Selling, general and administrative expenses rose 14% due to higher spend dedicated on growth platforms.

In the third quarter US revenues rose 7% as declining sales of AstraZeneca's mature brands such as Crestor and Nexium, and the timing of shipments of Flumist were more than offset by revenue from the diabetes joint venture.

Revenue in Europe dropped 1%, hit by declines in Seroquel XR due to adverse patent rulings, and launches of generics hitting Seroquel IR, Atacand and Merrem. However, the inclusion of the diabetes joint venture, and continued growth from Brillique helped to offset this.

The company warned that new guidelines further restricting patients eligible for preventative therapy with Synagis are expected to lead to a "significant impact" on Synagis sales in its fourth quarter, and a further impact in 2015.

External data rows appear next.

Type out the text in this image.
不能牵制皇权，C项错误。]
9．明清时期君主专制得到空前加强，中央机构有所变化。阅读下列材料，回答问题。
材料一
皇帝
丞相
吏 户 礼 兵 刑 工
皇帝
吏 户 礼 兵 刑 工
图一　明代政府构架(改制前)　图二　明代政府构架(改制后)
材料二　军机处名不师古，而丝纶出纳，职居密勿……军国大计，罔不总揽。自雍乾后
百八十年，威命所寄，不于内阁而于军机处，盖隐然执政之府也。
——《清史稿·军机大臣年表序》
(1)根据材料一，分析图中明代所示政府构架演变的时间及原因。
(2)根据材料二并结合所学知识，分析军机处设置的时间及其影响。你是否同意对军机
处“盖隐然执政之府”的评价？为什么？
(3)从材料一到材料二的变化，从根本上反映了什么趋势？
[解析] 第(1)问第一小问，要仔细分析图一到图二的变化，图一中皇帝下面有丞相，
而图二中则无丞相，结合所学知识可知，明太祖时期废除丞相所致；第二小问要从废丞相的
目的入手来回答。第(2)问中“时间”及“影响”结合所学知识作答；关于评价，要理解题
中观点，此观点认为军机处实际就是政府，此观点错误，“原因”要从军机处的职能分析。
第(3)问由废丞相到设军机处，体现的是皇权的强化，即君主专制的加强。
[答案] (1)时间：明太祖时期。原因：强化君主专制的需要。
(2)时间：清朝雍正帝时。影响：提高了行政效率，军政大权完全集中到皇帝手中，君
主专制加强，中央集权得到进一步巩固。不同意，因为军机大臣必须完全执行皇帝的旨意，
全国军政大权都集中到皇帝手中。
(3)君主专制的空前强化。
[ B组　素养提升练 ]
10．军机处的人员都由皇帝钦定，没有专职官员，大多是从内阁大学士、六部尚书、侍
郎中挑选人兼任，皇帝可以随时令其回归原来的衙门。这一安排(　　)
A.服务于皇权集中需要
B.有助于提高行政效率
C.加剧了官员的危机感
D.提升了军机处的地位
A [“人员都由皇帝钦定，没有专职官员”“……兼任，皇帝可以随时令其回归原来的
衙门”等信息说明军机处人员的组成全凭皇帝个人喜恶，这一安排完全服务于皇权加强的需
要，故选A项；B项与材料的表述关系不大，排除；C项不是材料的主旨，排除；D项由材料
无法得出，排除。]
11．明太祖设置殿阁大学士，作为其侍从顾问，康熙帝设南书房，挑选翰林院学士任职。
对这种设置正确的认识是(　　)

The company said that, as it had increased its revenue expectations, it is accelerating its investments in its growth platforms and in expanding its pipeline. For 2015 it plans to selectively invest in its growth platforms and "accelerating" pipeline, whilst managing overall costs.

It is targeting core earnings per share for 2015 at "no less" than the lower end of the range of the new guidance for 2014 earnings per share at actual exchange rates. It expects to give its guidance for 2015 with its full year results on February 5.

"This enhanced execution of our strategy and our sustained performance gives us confidence to increase our revenue and Core earnings guidance for the year. I'm particularly proud of our teams who continue to demonstrate their focus and belief in our strategy, which is rapidly transforming our company," said Chief Executive Pascal Soriot in a statement.